Nothing is worse than a road trip gone bad. Not flat-tire bad or wrong- turn bad or blown-carburetor bad. Not running-out-of-money bad or food-poisoning bad. Not crummy-motel-with-mice bad. This is all the stuff of hilarity years later, the ‘remember whens’ of family dinners and scrapbook reviews.
The killer of a fine road trip is unhappy people. There are no hours longer or more tedious than those spent in a car with people who have decided to stop having fun.
There are few memories as vivid as the back of my mother’s head from my perch in the backseat of our ’48 Ford. Always slightly turned to the window, she might have been sightseeing, appreciating the view of the mountains in Colorado or the Pacific Ocean along the coast of California.
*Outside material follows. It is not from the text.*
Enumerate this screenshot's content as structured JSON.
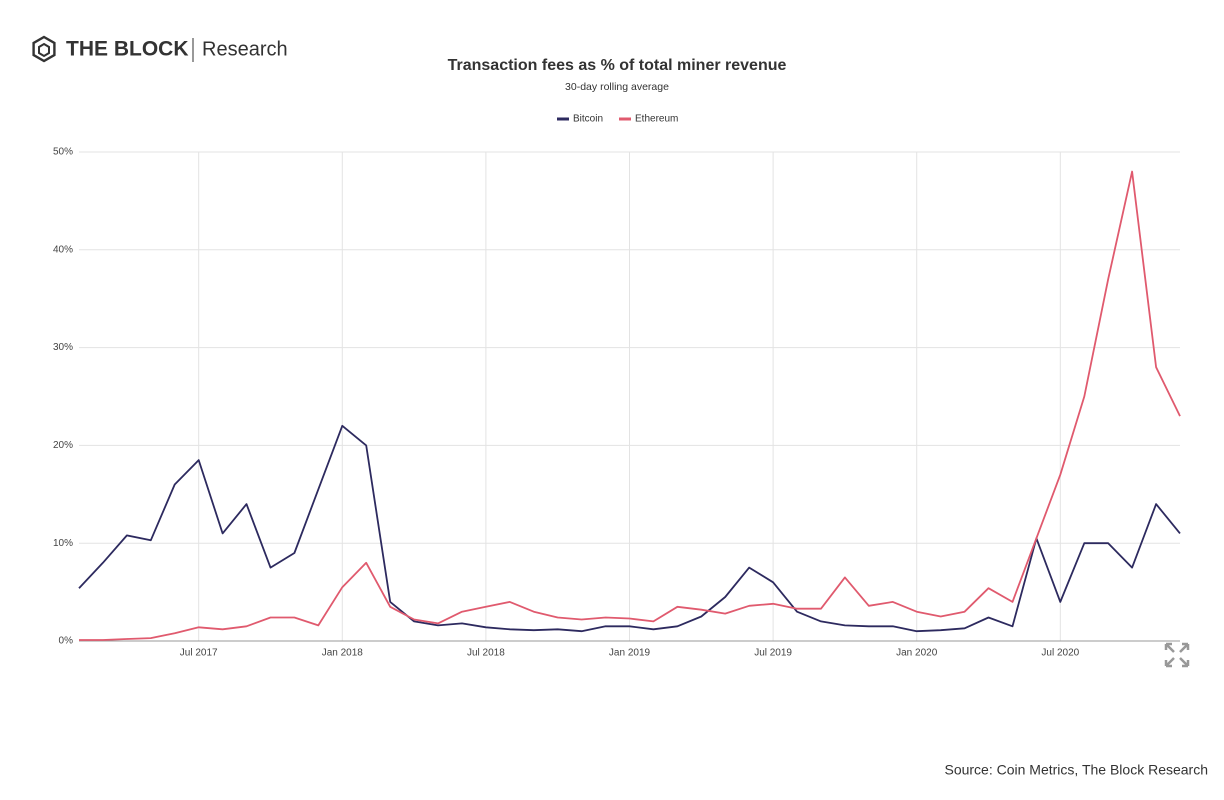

But she wasn’t. Her unhappiness had made her blind to the vistas.
Always unpredictable and sparked by offenses no one could see or discuss, my mother’s silent treatment episodes were epic. On our long road trips, engineered by my father who wanted to see everything and drive everywhere, my mother could fall into silence any time and stay that way until trip’s end.
While she sat with a fixed stare out her window, my father spotted something of interest every few miles. ‘Hey kids, look at that.’ ‘See that – it’s Pike’s Peak.’ He would drive on but look back at the point of interest every few seconds for what seemed like forever until, even at age 5, I thought ‘if he looks back at Pike’s Peak one more time I’ll scream.’ It never occurred to me he was taking extra looks to make up for her taking none.
Our trips weren’t ruined by the silence my mother imposed although when one parent doesn’t speak, the other family members tend to cut back on the happy talk. We followed the form of our trip. We saw the sights. At mealtimes, we hauled out the Coleman stove where my father would fry something in the iron frying pan. I still keep a can of Spam in my pantry as homage to those roadside breakfasts, lunches, and dinners.
In the silence of our car, I learned to pass time, to think of things in long detail, to count telephone poles, and to rejoice in the sight of a Burma Shave sign. It was in the backseat of our car that I first had the thought that other families were happier than ours. When we passed cars on the two-lane highways we traveled, I’d look inside and see people talking, sometimes the kids were fighting in the backseat. It looked noisy and busy. Not like our car where the occupants were silent and motionless, each one worried about making my mother’s silent treatment deeper and longer.
At the end of the day, my father would pull up to a motel and ask my mother to go ‘check it out.’ Silently, she’d get out of the car, be gone for a few minutes and come back and say, ‘it’s all right.’ We’d unpack the cots and settle in for the night. My father would study his maps and my mother would do her crossword puzzles and we would all have a quiet evening.